Sa Chienne - Rémi de Vos

Sa Chienne est la première pièce d’un triptyque, « Trois Ruptures ». Remi de Vos met en scène la rupture. Cette situation si particulière qui met les êtres en porte-à-faux. Renvoi à une situation universelle. Qui n’a pas connu de rupture ? Toujours le même schéma triangulaire : le couple est en crise à cause d’un tiers considéré comme un rival, qu’il soit amoureux, sexuel ou autre.

Sa Chienne est la première de ces trois pièces.

Un homme et une femme se retrouvent autour d’un repas. Madame a pris la peine de passer deux jours dans sa cuisine, de mettre les petits plats dans les grands, de chorégraphier le service, pour le plus grand plaisir de Monsieur qui, sa mèche de cheveux de cadre moyen bien plaquée sur le côté, engloutit le repas avec des expressions démonstratives de délectation. Arrive le dessert. La cerise sur le gâteau. « C’était bon ? ». « Délicieux ! ». « Je te quitte ! ». « Tu vas où ? ». « Je te quitte. ». « Blague ? ». « Pas Blague. ». Le couperet tombe comme le couteau tranche le fromage.

photo: Julien James Auzan

Après une mise en bouche où il n’y a de saveurs que dans les plats tant la discussion entre les époux est stérile, la corrida amoureuse peut commencer. Mise à mort publique du couple. Avec une interrogation : lequel va prendre l’ascendant sur l’autre ?

La raison de cette séparation ? Madame se considère comme délaissée au profit de la chienne de Monsieur : Diva. Vous conviendrez que Médor aurait eu moins d’impact. Diva, la capricieuse, la manipulatrice, la séductrice. Celle qui fait que Monsieur, qui la rencontrée avant Madame, l’idolâtre à l’extrême. Les reproches fusent. Ceux qui sont restés de nombreuses années tus, explosent, sans ménagement. Les mots dépassent les pensées. La colère prend le dessus. Les dialogues sont concis. Courts. Fulgurants. Comme des balles de pistolets qui essaient d’atteindre l’autre directement là où ça fait mal, là où potentiellement on peut le mettre à terre. Tu m’as trompé ? Saches que je t’ai aussi trompée. Certes ce n’était pas une citadelle, mais saches que tu es également cocue. Nananère ! Oui, nous sommes toujours un peu cons au moment des ruptures, non ?

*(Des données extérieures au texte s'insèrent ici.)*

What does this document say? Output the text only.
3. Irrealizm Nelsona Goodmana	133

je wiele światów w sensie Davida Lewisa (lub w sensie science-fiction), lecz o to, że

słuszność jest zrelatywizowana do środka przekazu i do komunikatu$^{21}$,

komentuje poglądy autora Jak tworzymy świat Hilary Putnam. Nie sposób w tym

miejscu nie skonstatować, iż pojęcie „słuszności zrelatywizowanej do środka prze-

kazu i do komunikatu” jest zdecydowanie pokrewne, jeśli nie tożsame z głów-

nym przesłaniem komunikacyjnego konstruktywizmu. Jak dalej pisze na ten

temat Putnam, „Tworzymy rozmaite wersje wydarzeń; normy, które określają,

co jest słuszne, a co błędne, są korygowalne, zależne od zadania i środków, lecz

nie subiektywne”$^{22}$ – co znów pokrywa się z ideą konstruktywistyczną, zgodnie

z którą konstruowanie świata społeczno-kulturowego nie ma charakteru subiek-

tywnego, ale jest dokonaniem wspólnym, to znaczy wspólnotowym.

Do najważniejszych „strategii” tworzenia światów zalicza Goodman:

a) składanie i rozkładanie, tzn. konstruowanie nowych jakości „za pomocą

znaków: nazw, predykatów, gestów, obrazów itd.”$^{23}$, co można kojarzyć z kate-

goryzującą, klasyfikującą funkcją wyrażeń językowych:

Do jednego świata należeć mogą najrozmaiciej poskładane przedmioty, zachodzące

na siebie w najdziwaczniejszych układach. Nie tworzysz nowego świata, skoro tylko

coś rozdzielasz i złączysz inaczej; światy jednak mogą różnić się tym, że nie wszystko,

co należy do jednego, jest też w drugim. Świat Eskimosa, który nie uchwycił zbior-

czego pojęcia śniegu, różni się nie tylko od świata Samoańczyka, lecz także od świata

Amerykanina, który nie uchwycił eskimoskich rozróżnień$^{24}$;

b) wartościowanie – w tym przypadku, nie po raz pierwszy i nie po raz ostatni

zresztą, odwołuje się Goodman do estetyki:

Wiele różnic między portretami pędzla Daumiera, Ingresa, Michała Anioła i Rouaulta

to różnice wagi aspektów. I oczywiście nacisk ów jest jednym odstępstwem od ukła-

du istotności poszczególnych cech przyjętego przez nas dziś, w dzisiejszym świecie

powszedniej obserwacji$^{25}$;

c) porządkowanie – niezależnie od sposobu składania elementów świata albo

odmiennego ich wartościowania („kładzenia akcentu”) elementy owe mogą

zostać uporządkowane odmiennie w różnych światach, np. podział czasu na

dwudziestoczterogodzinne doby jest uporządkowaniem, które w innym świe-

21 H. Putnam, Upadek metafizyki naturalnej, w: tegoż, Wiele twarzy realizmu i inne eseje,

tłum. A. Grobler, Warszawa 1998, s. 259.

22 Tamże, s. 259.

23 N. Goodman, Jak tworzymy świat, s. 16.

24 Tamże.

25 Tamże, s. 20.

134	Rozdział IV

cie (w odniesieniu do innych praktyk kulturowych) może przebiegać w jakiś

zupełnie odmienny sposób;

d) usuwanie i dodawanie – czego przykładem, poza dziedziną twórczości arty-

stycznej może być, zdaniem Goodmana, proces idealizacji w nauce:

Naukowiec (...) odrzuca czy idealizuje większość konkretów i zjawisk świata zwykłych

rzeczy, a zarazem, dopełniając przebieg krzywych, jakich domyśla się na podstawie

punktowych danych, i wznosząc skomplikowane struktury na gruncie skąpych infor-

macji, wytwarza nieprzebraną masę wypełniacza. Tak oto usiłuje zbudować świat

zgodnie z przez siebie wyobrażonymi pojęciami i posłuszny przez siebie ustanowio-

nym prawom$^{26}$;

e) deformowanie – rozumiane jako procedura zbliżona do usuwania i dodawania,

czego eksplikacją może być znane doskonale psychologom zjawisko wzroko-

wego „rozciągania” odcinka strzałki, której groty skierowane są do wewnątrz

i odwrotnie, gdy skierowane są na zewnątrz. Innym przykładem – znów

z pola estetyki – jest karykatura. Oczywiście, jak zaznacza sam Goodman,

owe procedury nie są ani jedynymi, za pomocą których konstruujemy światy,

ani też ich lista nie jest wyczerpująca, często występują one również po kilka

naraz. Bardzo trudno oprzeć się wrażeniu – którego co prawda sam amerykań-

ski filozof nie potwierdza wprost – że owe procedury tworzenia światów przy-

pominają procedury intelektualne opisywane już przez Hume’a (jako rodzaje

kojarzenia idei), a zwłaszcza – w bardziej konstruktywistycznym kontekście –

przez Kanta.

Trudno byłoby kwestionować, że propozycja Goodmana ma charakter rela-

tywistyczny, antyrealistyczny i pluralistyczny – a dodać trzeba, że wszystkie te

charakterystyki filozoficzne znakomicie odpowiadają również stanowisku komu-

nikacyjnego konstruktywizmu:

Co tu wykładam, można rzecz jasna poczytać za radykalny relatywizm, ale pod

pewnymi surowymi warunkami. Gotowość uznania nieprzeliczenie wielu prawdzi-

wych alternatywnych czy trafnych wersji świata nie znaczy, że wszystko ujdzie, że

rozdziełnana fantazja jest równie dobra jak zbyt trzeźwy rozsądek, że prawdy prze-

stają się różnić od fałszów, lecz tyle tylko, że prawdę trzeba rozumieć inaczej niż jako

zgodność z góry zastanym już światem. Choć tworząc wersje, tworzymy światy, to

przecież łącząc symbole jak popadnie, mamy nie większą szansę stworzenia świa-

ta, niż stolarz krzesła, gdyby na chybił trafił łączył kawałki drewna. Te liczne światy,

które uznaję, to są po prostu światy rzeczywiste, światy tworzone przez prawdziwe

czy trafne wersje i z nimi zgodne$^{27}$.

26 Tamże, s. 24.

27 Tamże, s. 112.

Arrive le temps de la vengeance. Ce qui devait être une blessure d’amour – au sens romantique du terme – devient guerre d’égos. Je souffre. Tu vas souffrir dix fois plus. J’y ajouterai un soupçon de torture et d’humiliation et mon ego sera sain et sauf. JE t’aurai quittée, non pas TU m’auras quitté. Je reprends le dessus et sors vainqueur de ce pugilat.

Photo: Julien James Auzan

A l’heure où l’humour est sous surveillance rapprochée, ce texte dérange un peu. Il est cruel, mais tellement drôle. Il ébranle nos systèmes de valeurs, et le ramène à la crudité de leurs réalités. Transgressant en permanence la ligne rouge, celle du politiquement correct et de la bien-pensance, il met cependant en lumière nos failles et nos fragilités.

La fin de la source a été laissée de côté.